Posted June 18, 2012

Mergers and acquisitions have become viable options for businesses interested in growing their operations. For a successful experience, businesses need to carefully study the company they are interested in acquiring, or seeking as a partner in a merger. Issues with employee benefit s often cause M&As to fall apart or cause a talent drain of employees.
It is important for businesses to consider all of the administrative requirements and liabilities for both companies, and develop a strategy implementation plan.
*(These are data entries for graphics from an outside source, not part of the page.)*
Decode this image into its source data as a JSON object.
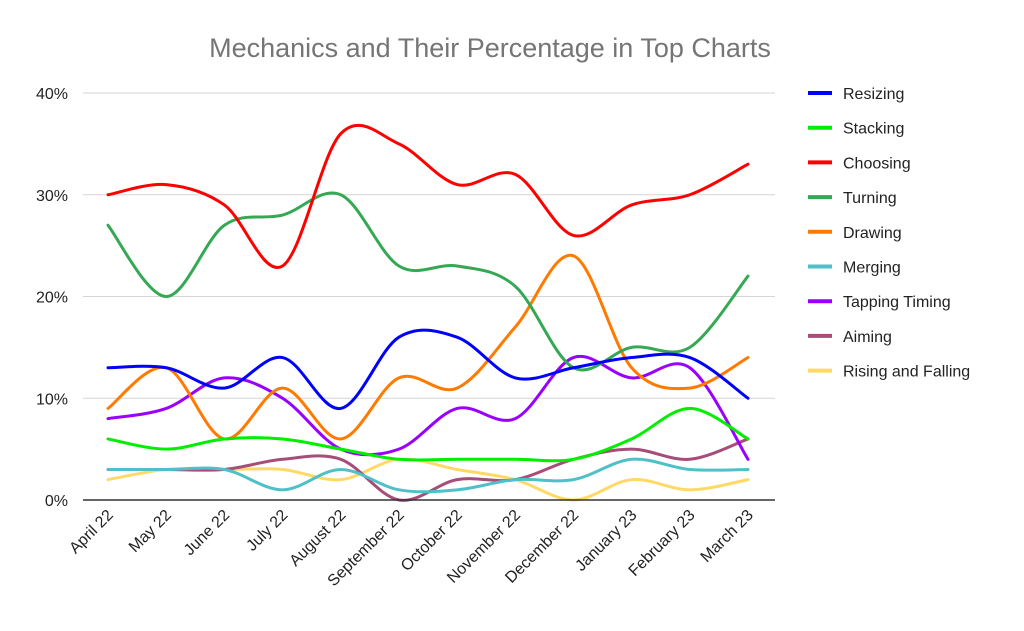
{
  "chart_data": {
    "type": "line",
    "title": "Mechanics and Their Percentage in Top Charts",
    "xlabel": "",
    "ylabel": "",
    "ylim": [
      0,
      40
    ],
    "yticks": [
      "0%",
      "10%",
      "20%",
      "30%",
      "40%"
    ],
    "ytick_values": [
      0,
      10,
      20,
      30,
      40
    ],
    "grid": true,
    "legend_position": "right",
    "smooth": true,
    "categories": [
      "April 22",
      "May 22",
      "June 22",
      "July 22",
      "August 22",
      "September 22",
      "October 22",
      "November 22",
      "December 22",
      "January 23",
      "February 23",
      "March 23"
    ],
    "series": [
      {
        "name": "Resizing",
        "color": "#0000ff",
        "values": [
          13,
          13,
          11,
          14,
          9,
          16,
          16,
          12,
          13,
          14,
          14,
          10
        ]
      },
      {
        "name": "Stacking",
        "color": "#00ee00",
        "values": [
          6,
          5,
          6,
          6,
          5,
          4,
          4,
          4,
          4,
          6,
          9,
          6
        ]
      },
      {
        "name": "Choosing",
        "color": "#ff0000",
        "values": [
          30,
          31,
          29,
          23,
          36,
          35,
          31,
          32,
          26,
          29,
          30,
          33
        ]
      },
      {
        "name": "Turning",
        "color": "#34a853",
        "values": [
          27,
          20,
          27,
          28,
          30,
          23,
          23,
          21,
          13,
          15,
          15,
          22
        ]
      },
      {
        "name": "Drawing",
        "color": "#ff7a00",
        "values": [
          9,
          13,
          6,
          11,
          6,
          12,
          11,
          17,
          24,
          13,
          11,
          14
        ]
      },
      {
        "name": "Merging",
        "color": "#4ec0c8",
        "values": [
          3,
          3,
          3,
          1,
          3,
          1,
          1,
          2,
          2,
          4,
          3,
          3
        ]
      },
      {
        "name": "Tapping Timing",
        "color": "#9900ff",
        "values": [
          8,
          9,
          12,
          10,
          5,
          5,
          9,
          8,
          14,
          12,
          13,
          4
        ]
      },
      {
        "name": "Aiming",
        "color": "#a64d79",
        "values": [
          3,
          3,
          3,
          4,
          4,
          0,
          2,
          2,
          4,
          5,
          4,
          6
        ]
      },
      {
        "name": "Rising and Falling",
        "color": "#ffd966",
        "values": [
          2,
          3,
          3,
          3,
          2,
          4,
          3,
          2,
          0,
          2,
          1,
          2
        ]
      }
    ]
  }
}
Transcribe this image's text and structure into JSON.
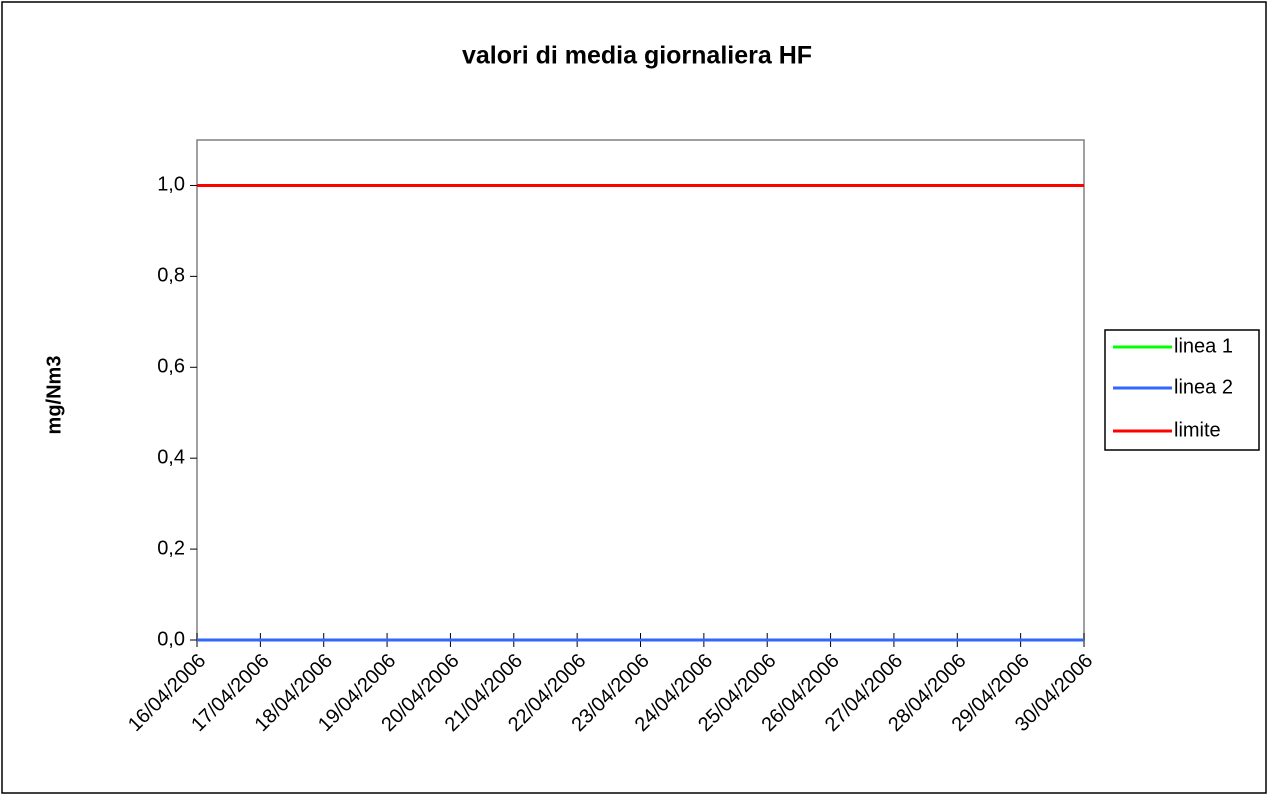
{
  "chart_data": {
    "type": "line",
    "title": "valori di media giornaliera  HF",
    "y_label": "mg/Nm3",
    "categories": [
      "16/04/2006",
      "17/04/2006",
      "18/04/2006",
      "19/04/2006",
      "20/04/2006",
      "21/04/2006",
      "22/04/2006",
      "23/04/2006",
      "24/04/2006",
      "25/04/2006",
      "26/04/2006",
      "27/04/2006",
      "28/04/2006",
      "29/04/2006",
      "30/04/2006"
    ],
    "series": [
      {
        "name": "linea 1",
        "color": "#00ff00",
        "values": [
          0,
          0,
          0,
          0,
          0,
          0,
          0,
          0,
          0,
          0,
          0,
          0,
          0,
          0,
          0
        ]
      },
      {
        "name": "linea 2",
        "color": "#3366ff",
        "values": [
          0,
          0,
          0,
          0,
          0,
          0,
          0,
          0,
          0,
          0,
          0,
          0,
          0,
          0,
          0
        ]
      },
      {
        "name": "limite",
        "color": "#ff0000",
        "values": [
          1,
          1,
          1,
          1,
          1,
          1,
          1,
          1,
          1,
          1,
          1,
          1,
          1,
          1,
          1
        ]
      }
    ],
    "ylim": [
      0,
      1.1
    ],
    "yticks": [
      {
        "value": 0,
        "label": "0,0"
      },
      {
        "value": 0.2,
        "label": "0,2"
      },
      {
        "value": 0.4,
        "label": "0,4"
      },
      {
        "value": 0.6,
        "label": "0,6"
      },
      {
        "value": 0.8,
        "label": "0,8"
      },
      {
        "value": 1,
        "label": "1,0"
      }
    ],
    "grid": false,
    "legend": "right"
  }
}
Producers have an excellent opportunity to strengthen relationships with clients considering a merger and acquisition by assisting in evaluating benefit options. Here are five recommendations for providing assistance through the evaluation and implementation process:
- Review benefits offered by both companies – Study plan designs, including the small print; assess utilization of plans to determine those features that are most important to employees and their family members; create a spreadsheet of all benefits offered for easy comparison
- Evaluate benefit commitments to retirees – Develop a list of benefits and perks; identify possible problems and concerns that could arise through the merger and acquisition, including reducing or dropping options
- Generate recommendations for combining or designing new plans – Create a strategy for merging together the plans of both companies
- Design a seamless communication plan – Work with clients to develop a strategy for communicating new employee benefits and perks for a smooth transition; take advantage of multiple resources to reach employees at all levels
- Develop a master list of important dates for benefit plans – To ensure that benefit obligations and grandfathered plans are not forgotten or overlooked, create a calendar of due dates that detail benefit commitments for both companies
How have you assisted clients with a merger or acquisition? What lessons were learned through the process? What advice would you share with other producers?